MOZAIC :エアバス社は、6つの航空会社(ルフトハンザ、チャイナエアライン、エールフランス、イベリア航空、キャセイパシフィック、エアナミビア)と共に、 7台のワイドボディ機にオゾン、水蒸気、一酸化炭素の濃度などのデータを収集する測定装置を装備することにより、「飛行中のエアバスの機体によるオゾン測定(Measurement of Ozone by Airbus in-service Aircraft、MOZAIC)」に参加しています。

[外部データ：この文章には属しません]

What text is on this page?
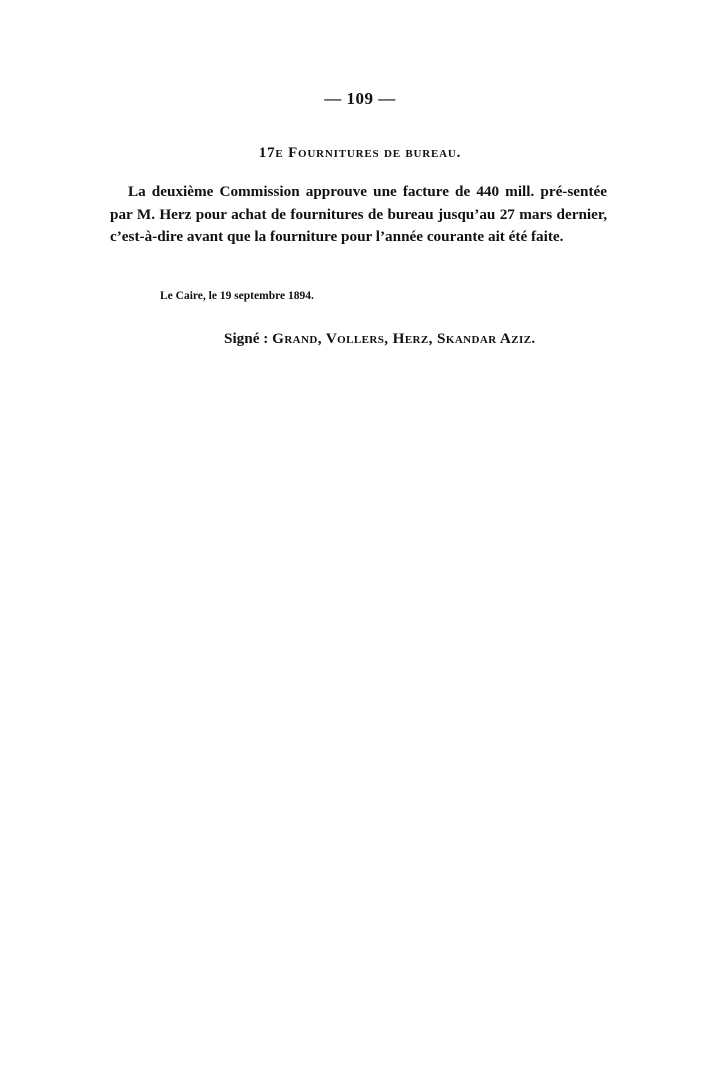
— 109 —
17e Fournitures de bureau.

La deuxième Commission approuve une facture de 440 mill. pré-sentée par M. Herz pour achat de fournitures de bureau jusqu’au 27 mars dernier, c’est-à-dire avant que la fourniture pour l’année courante ait été faite.

Le Caire, le 19 septembre 1894.
Signé : Grand, Vollers, Herz, Skandar Aziz.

エアバス社は、アルミニウムより軽量で、鉄より強く、これら両方の金属よりも耐食性に優れている炭素繊維強化プラスチック(Carbon Fibre Reinforced Plastic 、CFRP)などの様々な新しい複合材料を検討しています。航空機の部品は、炭素繊維を所定の位置にまとめるハイテク織機を通じて供給されます 。 (写真:エアバス社提供)

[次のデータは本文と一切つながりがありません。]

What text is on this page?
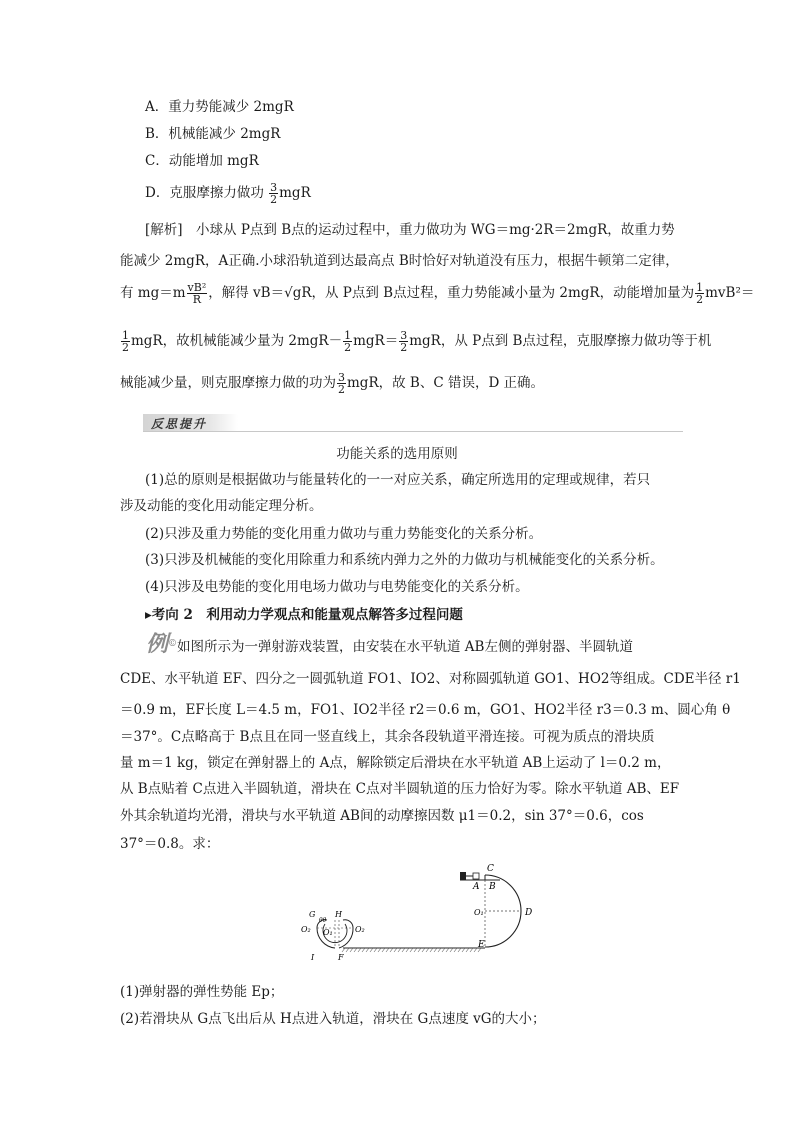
A．重力势能减少 2mgR
B．机械能减少 2mgR
C．动能增加 mgR
D．克服摩擦力做功 $\frac{3}{2}$ mgR
[解析]　小球从 P点到 B点的运动过程中，重力做功为 WG＝mg·2R＝2mgR，故重力势
能减少 2mgR，A正确.小球沿轨道到达最高点 B时恰好对轨道没有压力，根据牛顿第二定律，
有 $mg=m \frac{\text{vB²}}{R}$ ，解得 vB＝√gR，从 P点到 B点过程，重力势能减小量为 2mgR，动能增加量为 $\frac{1}{2} mvB^2=$
$\frac{1}{2}$ mgR，故机械能减少量为 $2mgR- \frac{1}{2} mgR= \frac{3}{2}$ mgR，从 P点到 B点过程，克服摩擦力做功等于机
械能减少量，则克服摩擦力做的功为 $\frac{3}{2}$ mgR，故 B、C 错误，D 正确。
反思提升
功能关系的选用原则
(1)总的原则是根据做功与能量转化的一一对应关系，确定所选用的定理或规律，若只
涉及动能的变化用动能定理分析。
(2)只涉及重力势能的变化用重力做功与重力势能变化的关系分析。
(3)只涉及机械能的变化用除重力和系统内弹力之外的力做功与机械能变化的关系分析。
(4)只涉及电势能的变化用电场力做功与电势能变化的关系分析。
▸考向 2　利用动力学观点和能量观点解答多过程问题
例©如图所示为一弹射游戏装置，由安装在水平轨道 AB左侧的弹射器、半圆轨道
CDE、水平轨道 EF、四分之一圆弧轨道 FO1、IO2、对称圆弧轨道 GO1、HO2等组成。CDE半径 r1
＝0.9 m，EF长度 L＝4.5 m，FO1、IO2半径 r2＝0.6 m，GO1、HO2半径 r3＝0.3 m、圆心角 θ
＝37°。C点略高于 B点且在同一竖直线上，其余各段轨道平滑连接。可视为质点的滑块质
量 m＝1 kg，锁定在弹射器上的 A点，解除锁定后滑块在水平轨道 AB上运动了 l＝0.2 m，
从 B点贴着 C点进入半圆轨道，滑块在 C点对半圆轨道的压力恰好为零。除水平轨道 AB、EF
外其余轨道均光滑，滑块与水平轨道 AB间的动摩擦因数 μ1＝0.2，sin 37°＝0.6，cos
37°＝0.8。求：
C
A B
O₁	D
E
G H
θθ
O₂ O₁	O₂
I	F
(1)弹射器的弹性势能 Ep；
(2)若滑块从 G点飞出后从 H点进入轨道，滑块在 G点速度 vG的大小；
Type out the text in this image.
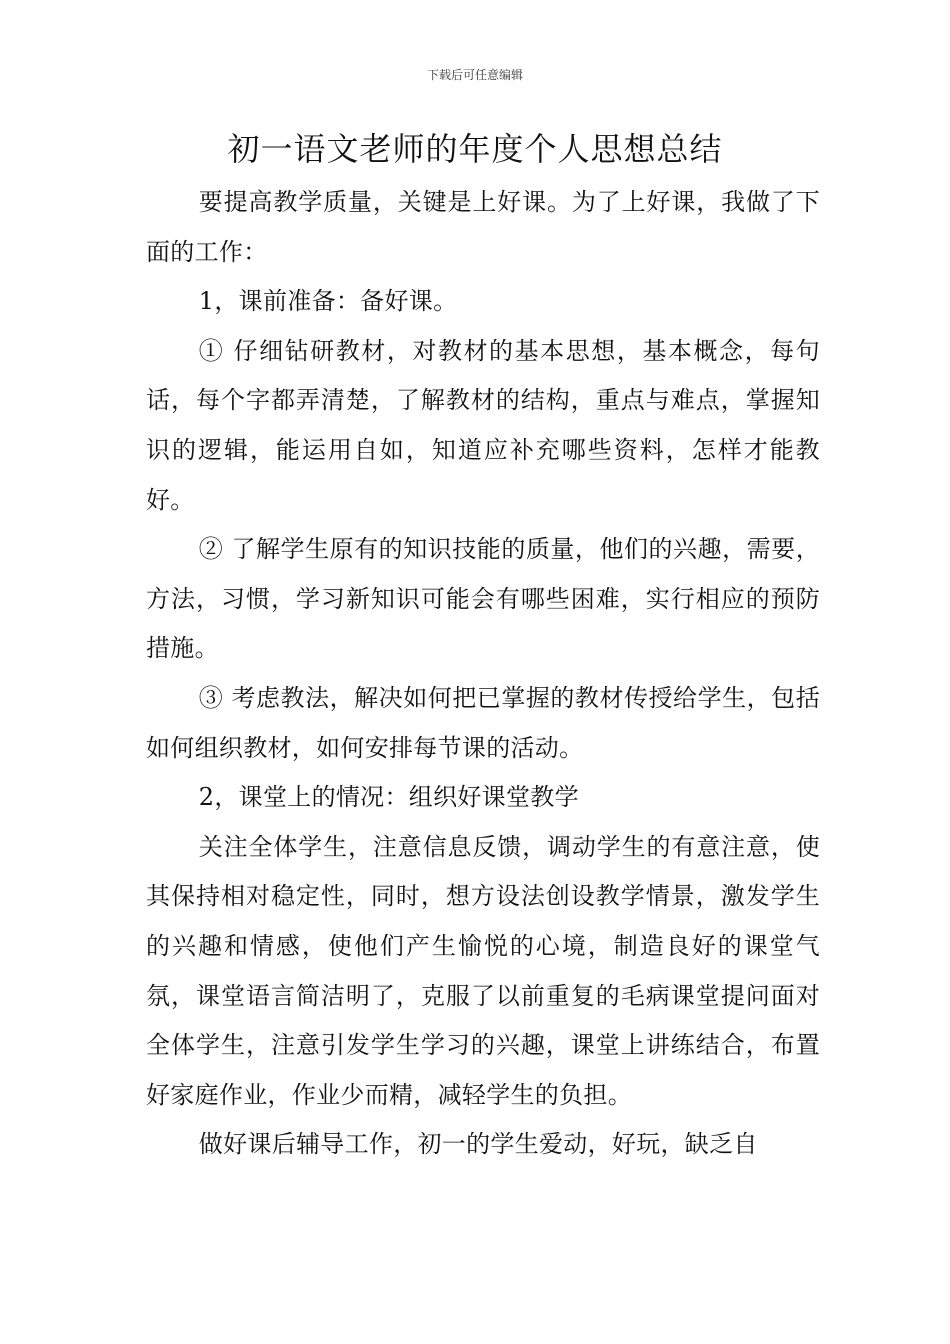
下载后可任意编辑
初一语文老师的年度个人思想总结

要提高教学质量，关键是上好课。为了上好课，我做了下面的工作：

1，课前准备：备好课。

① 仔细钻研教材，对教材的基本思想，基本概念，每句话，每个字都弄清楚，了解教材的结构，重点与难点，掌握知识的逻辑，能运用自如，知道应补充哪些资料，怎样才能教好。

② 了解学生原有的知识技能的质量，他们的兴趣，需要，方法，习惯，学习新知识可能会有哪些困难，实行相应的预防措施。

③ 考虑教法，解决如何把已掌握的教材传授给学生，包括如何组织教材，如何安排每节课的活动。

2，课堂上的情况：组织好课堂教学

关注全体学生，注意信息反馈，调动学生的有意注意，使其保持相对稳定性，同时，想方设法创设教学情景，激发学生的兴趣和情感，使他们产生愉悦的心境，制造良好的课堂气氛，课堂语言简洁明了，克服了以前重复的毛病课堂提问面对全体学生，注意引发学生学习的兴趣，课堂上讲练结合，布置好家庭作业，作业少而精，减轻学生的负担。

做好课后辅导工作，初一的学生爱动，好玩，缺乏自
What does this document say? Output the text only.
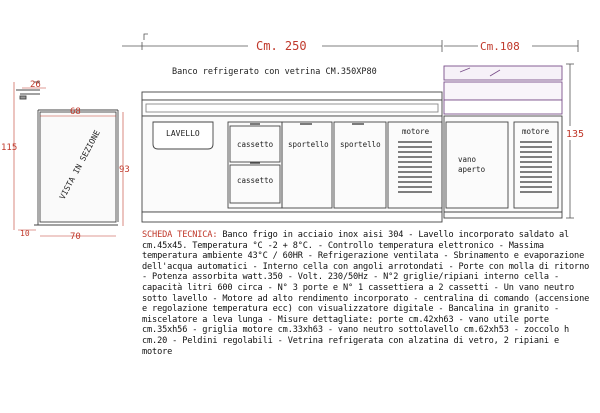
Cm. 250	Cm.108
Banco refrigerato con vetrina CM.350XP80
135
26
68
115
93
10	70
VISTA IN SEZIONE	LAVELLO
cassetto
cassetto
sportello sportello
motore	motore
vano aperto
SCHEDA TECNICA: Banco frigo in acciaio inox aisi 304 - Lavello incorporato saldato al cm.45x45. Temperatura °C -2 + 8°C. - Controllo temperatura elettronico - Massima temperatura ambiente 43°C / 60HR - Refrigerazione ventilata - Sbrinamento e evaporazione dell'acqua automatici - Interno cella con angoli arrotondati - Porte con molla di ritorno - Potenza assorbita watt.350 - Volt. 230/50Hz - N°2 griglie/ripiani interno cella - capacità litri 600 circa - N° 3 porte e N° 1 cassettiera a 2 cassetti - Un vano neutro sotto lavello - Motore ad alto rendimento incorporato - centralina di comando (accensione e regolazione temperatura ecc) con visualizzatore digitale - Bancalina in granito - miscelatore a leva lunga - Misure dettagliate: porte cm.42xh63 - vano utile porte cm.35xh56 - griglia motore cm.33xh63 - vano neutro sottolavello cm.62xh53 - zoccolo h cm.20 - Peldini regolabili - Vetrina refrigerata con alzatina di vetro, 2 ripiani e motore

Carsten Sprenger氏は、エアバス社はパートナーと協力して、特許やその他の知的財産権を活用できると述べています。「電気推進の分野において、エアバスは研究開発パートナーとの取引に知的財産権を使用して、エアバスに航空輸送用の使用権利、パートナーには地上輸送用の使用権利を与えるなど、補完的な使用分野を創造しています。そうすることで、これらのテクノロジーの一部で必要となる莫大な投資をサポートし、成果の普及を広範囲で促進します。」

知的財産権はまた、他の産業にライセンス供与して、イノベーションの可能性を完全に活用することができます、と同氏はさらに付け加えます。「私たちは、エアバスで最初に航空宇宙アプリケーション向けに開発されたテクノロジーを、風力エネルギーセクターなどの環境に優しい産業で利用できるようにするために、ライセンス契約を使用してきました。」

進化する知的財産戦略

知的財産権を使用する様々な方法は、知的財産権がもたらす利点は何かという問いに対してシンプルな答えがないことを意味するとSpringer氏は述べています。「企業がどのように知的財産権を使用できるかを示す、文字通り何百もの状況に応じた使用事例があります。利益は、常に知的財産権の名義人の目的によります。」さらに同氏は次のように付け加えています。「環境に優しい未来のためのイノベーションを背景に、地球温暖化と環境問題が、環境に優しいテクノロジー分野における当事者の技術的、環境的、政治的目的をサポートするように調整された知的財産戦略の発展を誘発するだろうと私たちは予想しています。」